Search code examples
ioscore-imagemetalcikernel

Metal vs GLSL CoreImage performance


In WWDC session 510, Apple engineers present support for coding CIKernel in Metal and claim it should work faster.

I've made together a test project which implements motion blur in both metal and glsl (code is similar to the one from 510 session).

Sometimes metal kernel is faster, sometimes glsl kernel is faster, but I definitely can't see metal kernel perform consistency and significantly better across the board. Is it supposed to be like this, am I missing out something?

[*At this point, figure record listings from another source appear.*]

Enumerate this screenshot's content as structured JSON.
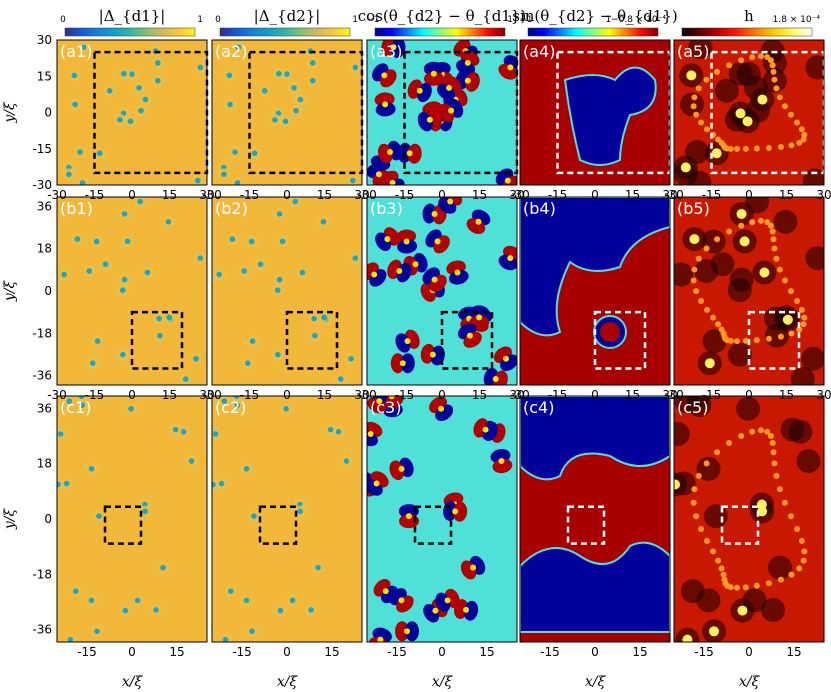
{
  "chart_data": {
    "type": "heatmap",
    "colorbars": [
      {
        "title": "|Δ_{d1}|",
        "min_label": "0",
        "max_label": "1",
        "colormap": "parula"
      },
      {
        "title": "|Δ_{d2}|",
        "min_label": "0",
        "max_label": "1",
        "colormap": "parula"
      },
      {
        "title": "cos(θ_{d2} − θ_{d1})",
        "min_label": "−1",
        "max_label": "1",
        "colormap": "jet"
      },
      {
        "title": "sin(θ_{d2} − θ_{d1})",
        "min_label": "−1",
        "max_label": "1−0.8 × 10⁻⁴",
        "colormap": "jet"
      },
      {
        "title": "h",
        "min_label": "",
        "max_label": "1.8 × 10⁻⁴",
        "colormap": "hot"
      }
    ],
    "rows": [
      {
        "panels": [
          "(a1)",
          "(a2)",
          "(a3)",
          "(a4)",
          "(a5)"
        ],
        "xlim": [
          -30,
          30
        ],
        "ylim": [
          -30,
          30
        ],
        "yticks": [
          "30",
          "15",
          "0",
          "-15",
          "-30"
        ],
        "xticks": [
          "-30",
          "-15",
          "0",
          "15",
          "30"
        ],
        "box": {
          "x": [
            -15,
            30
          ],
          "y": [
            -25,
            25
          ]
        }
      },
      {
        "panels": [
          "(b1)",
          "(b2)",
          "(b3)",
          "(b4)",
          "(b5)"
        ],
        "xlim": [
          -30,
          30
        ],
        "ylim": [
          -40,
          40
        ],
        "yticks": [
          "36",
          "18",
          "0",
          "-18",
          "-36"
        ],
        "xticks": [
          "-30",
          "-15",
          "0",
          "15",
          "30"
        ],
        "box": {
          "x": [
            0,
            20
          ],
          "y": [
            -33,
            -9
          ]
        }
      },
      {
        "panels": [
          "(c1)",
          "(c2)",
          "(c3)",
          "(c4)",
          "(c5)"
        ],
        "xlim": [
          -25,
          25
        ],
        "ylim": [
          -40,
          40
        ],
        "yticks": [
          "36",
          "18",
          "0",
          "-18",
          "-36"
        ],
        "xticks": [
          "-15",
          "0",
          "15"
        ],
        "box": {
          "x": [
            -9,
            3
          ],
          "y": [
            -8,
            4
          ]
        }
      }
    ],
    "xlabel": "x/ξ",
    "ylabel": "y/ξ"
  },
  "colors": {
    "parula_bg": "#f2b83a",
    "parula_dot": "#1ba6c8",
    "jet_red": "#a80000",
    "jet_blue": "#00009a",
    "jet_cyan": "#4fe0d8",
    "hot_red": "#c81800",
    "hot_yellow": "#fff25a",
    "hot_black": "#1a0000"
  }
}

Note: the project won't run on simulator, you'd need A8+ powered device.


Solution

  • Looks like at some of this is hardware-related. Here's my iPad Pro 10.5 inch results:

    glsl 1 took 229.572057723999ms
    glsl 2 took 49.1310358047485ms
    glsl 3 took 46.7269420623779ms
    glsl 4 took 53.08997631073ms
    glsl 5 took 48.9979982376099ms
    glsl 6 took 49.0390062332153ms
    glsl 7 took 52.5139570236206ms
    glsl 8 took 46.4930534362793ms
    glsl 9 took 39.6310091018677ms
    glsl 10 took 45.9860563278198ms
    metal 1 took 77.7549743652344ms
    metal 2 took 44.1800355911255ms
    metal 3 took 46.0859537124634ms
    metal 4 took 45.3709363937378ms
    metal 5 took 43.5279607772827ms
    metal 6 took 38.9848947525024ms
    metal 7 took 37.1809005737305ms
    metal 8 took 37.8340482711792ms
    metal 9 took 37.6850366592407ms
    metal 10 took 37.5720262527466ms
    

    And my iPhoneSE results:

    glsl 1 took 394.147992134094ms
    glsl 2 took 94.601035118103ms
    glsl 3 took 81.4379453659058ms
    glsl 4 took 76.9931077957153ms
    glsl 5 took 77.0320892333984ms
    glsl 6 took 75.8579969406128ms
    glsl 7 took 76.9950151443481ms
    glsl 8 took 77.8199434280396ms
    glsl 9 took 79.7009468078613ms
    glsl 10 took 79.4800519943237ms
    metal 1 took 146.992921829224ms
    metal 2 took 88.6669158935547ms
    metal 3 took 81.8150043487549ms
    metal 4 took 78.1329870223999ms
    metal 5 took 79.5910358428955ms
    metal 6 took 93.6589241027832ms
    metal 7 took 94.8940515518188ms
    metal 8 took 89.0530347824097ms
    metal 9 took 84.3830108642578ms
    metal 10 took 77.949047088623ms
    

    A question and a thought:

    • What device produced your results?
    • I'd be curious if a different kind of filter, say a color kernel would perform differently.